Lawmakers are hard at work in Annapolis fine-tuning legislative measures before the 437th General Assembly session closes in April.

A number of those measures have not been offered without opposition from Governor Larry Hogan and his staff, including the Protect Our Schools Act.

During a one-on-one interview with 47ABC on Friday, Governor Hogan said the act which carries two major pieces of educational measures, ought to be called the "Protect Our Failing Schools Act".
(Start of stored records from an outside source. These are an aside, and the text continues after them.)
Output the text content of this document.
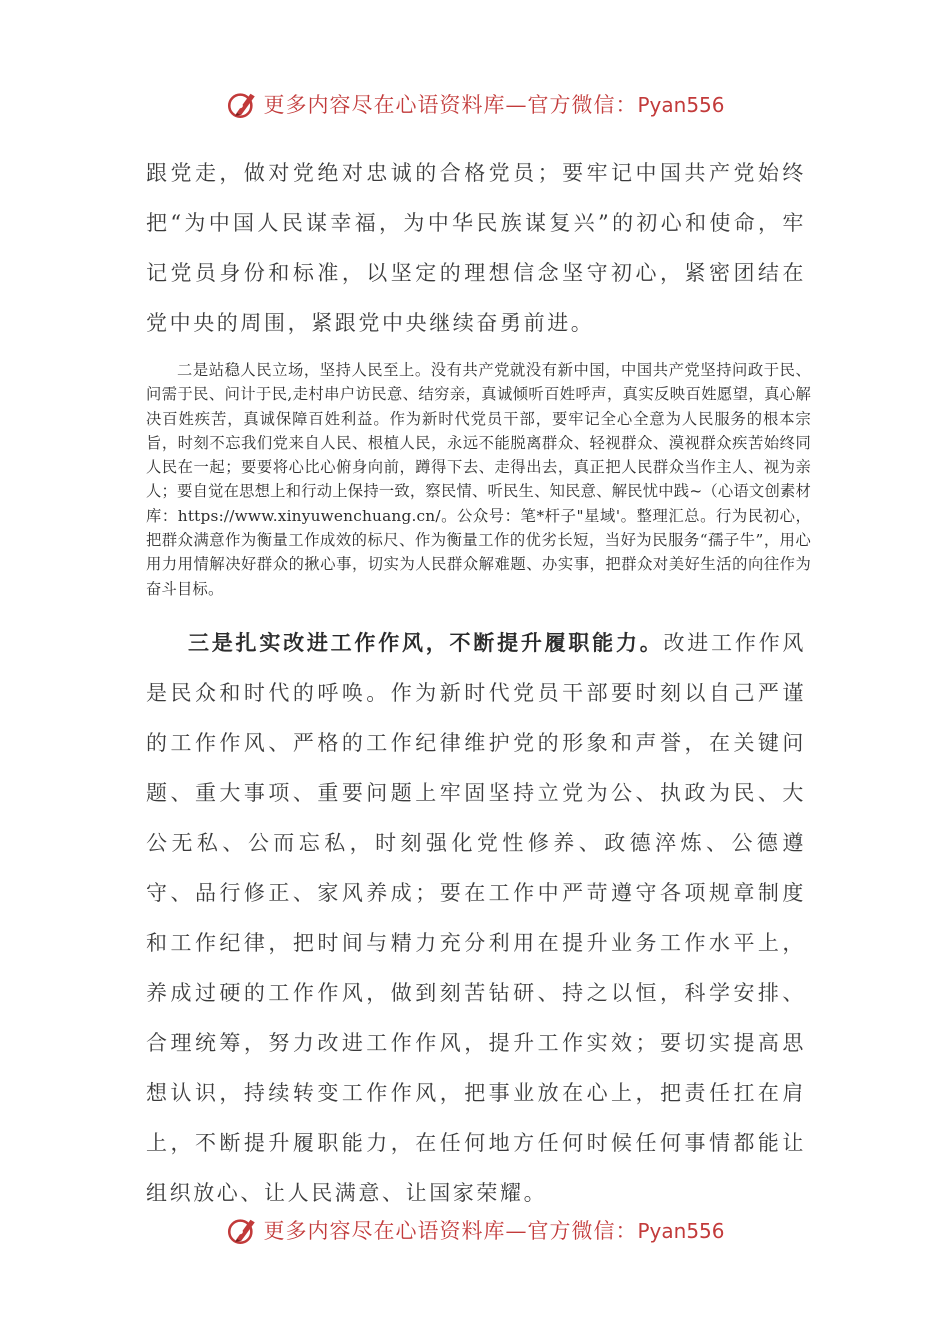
更多内容尽在心语资料库—官方微信：Pyan556

跟党走，做对党绝对忠诚的合格党员；要牢记中国共产党始终把“为中国人民谋幸福，为中华民族谋复兴”的初心和使命，牢记党员身份和标准，以坚定的理想信念坚守初心，紧密团结在党中央的周围，紧跟党中央继续奋勇前进。

二是站稳人民立场，坚持人民至上。没有共产党就没有新中国，中国共产党坚持问政于民、问需于民、问计于民,走村串户访民意、结穷亲，真诚倾听百姓呼声，真实反映百姓愿望，真心解决百姓疾苦，真诚保障百姓利益。作为新时代党员干部，要牢记全心全意为人民服务的根本宗旨，时刻不忘我们党来自人民、根植人民，永远不能脱离群众、轻视群众、漠视群众疾苦始终同人民在一起；要要将心比心俯身向前，蹲得下去、走得出去，真正把人民群众当作主人、视为亲人；要自觉在思想上和行动上保持一致，察民情、听民生、知民意、解民忧中践~（心语文创素材库：https://www.xinyuwenchuang.cn/。公众号：笔*杆子"星域'。整理汇总。行为民初心，把群众满意作为衡量工作成效的标尺、作为衡量工作的优劣长短，当好为民服务“孺子牛”，用心用力用情解决好群众的揪心事，切实为人民群众解难题、办实事，把群众对美好生活的向往作为奋斗目标。

三是扎实改进工作作风，不断提升履职能力。改进工作作风是民众和时代的呼唤。作为新时代党员干部要时刻以自己严谨的工作作风、严格的工作纪律维护党的形象和声誉，在关键问题、重大事项、重要问题上牢固坚持立党为公、执政为民、大公无私、公而忘私，时刻强化党性修养、政德淬炼、公德遵守、品行修正、家风养成；要在工作中严苛遵守各项规章制度和工作纪律，把时间与精力充分利用在提升业务工作水平上，养成过硬的工作作风，做到刻苦钻研、持之以恒，科学安排、合理统筹，努力改进工作作风，提升工作实效；要切实提高思想认识，持续转变工作作风，把事业放在心上，把责任扛在肩上，不断提升履职能力，在任何地方任何时候任何事情都能让组织放心、让人民满意、让国家荣耀。

更多内容尽在心语资料库—官方微信：Pyan556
"It's one of the worst things that I've ever seen happen in the legislature," says Governor Hogan. "We're going to trap kids in persistently failing schools. We won't be able to make any of the improvements."

Part of the proposed legislation would set a standard on how school success is measured. It would use a combination of test scores, along with other factors like school climate surveys, absentee rates and opportunities to enroll in advanced placement classes.

Hogan says he agrees markers of success go beyond testing, but it's the other part of the bill that has him concerned.

The act would also prohibit the state from taking a number of actions to reform low-performing schools, including converting them to private charter schools and bringing in private operators.

A statement from the Senate bill sponsor Senator Craig Zucker of the 14th District released to the Maryland State Education Association ('MSEA'), reads in part "Marylanders don't want to see school privatization come to our state, and they want Gov. Hogan to protect our students and educators. This legislation does just that."

Hogan also claims the state could lose up to 1.25 billion dollars over the next five years. He says that's because under the act, Maryland would be failing to comply with federal regulations to address failing schools.

However, the MSEA says that claim is "falsely exaggerated" noting the Every Student Succeeds Act is vague on certain requirements.

"The Attorney General's office has told legislators that nothing in the Protect Our Schools Act is out of compliance with federal law," a statement in a press release from MSEA reads.

47 ABC brought this rebuttal to Governor Hogan on Friday.

He admits there's no guarantee any federal funding would be lost, also agreeing the federal law is, in his words, "unclear".

"I don't want to risk the possibility of losing a billion dollars in educational funding and there's no question this puts us at risk," he says.

The act passed both the House and Senate earlier this week. We're told it heads to the Governor's desk with Hogan pledging to veto it.

MSEA says they are now calling on legislators to override that veto.

47 ABC spoke in-depth with Governor Hogan on a number of other legislative measures the administration and General Assembly is still eying on Friday. Those reports will available in the coming days.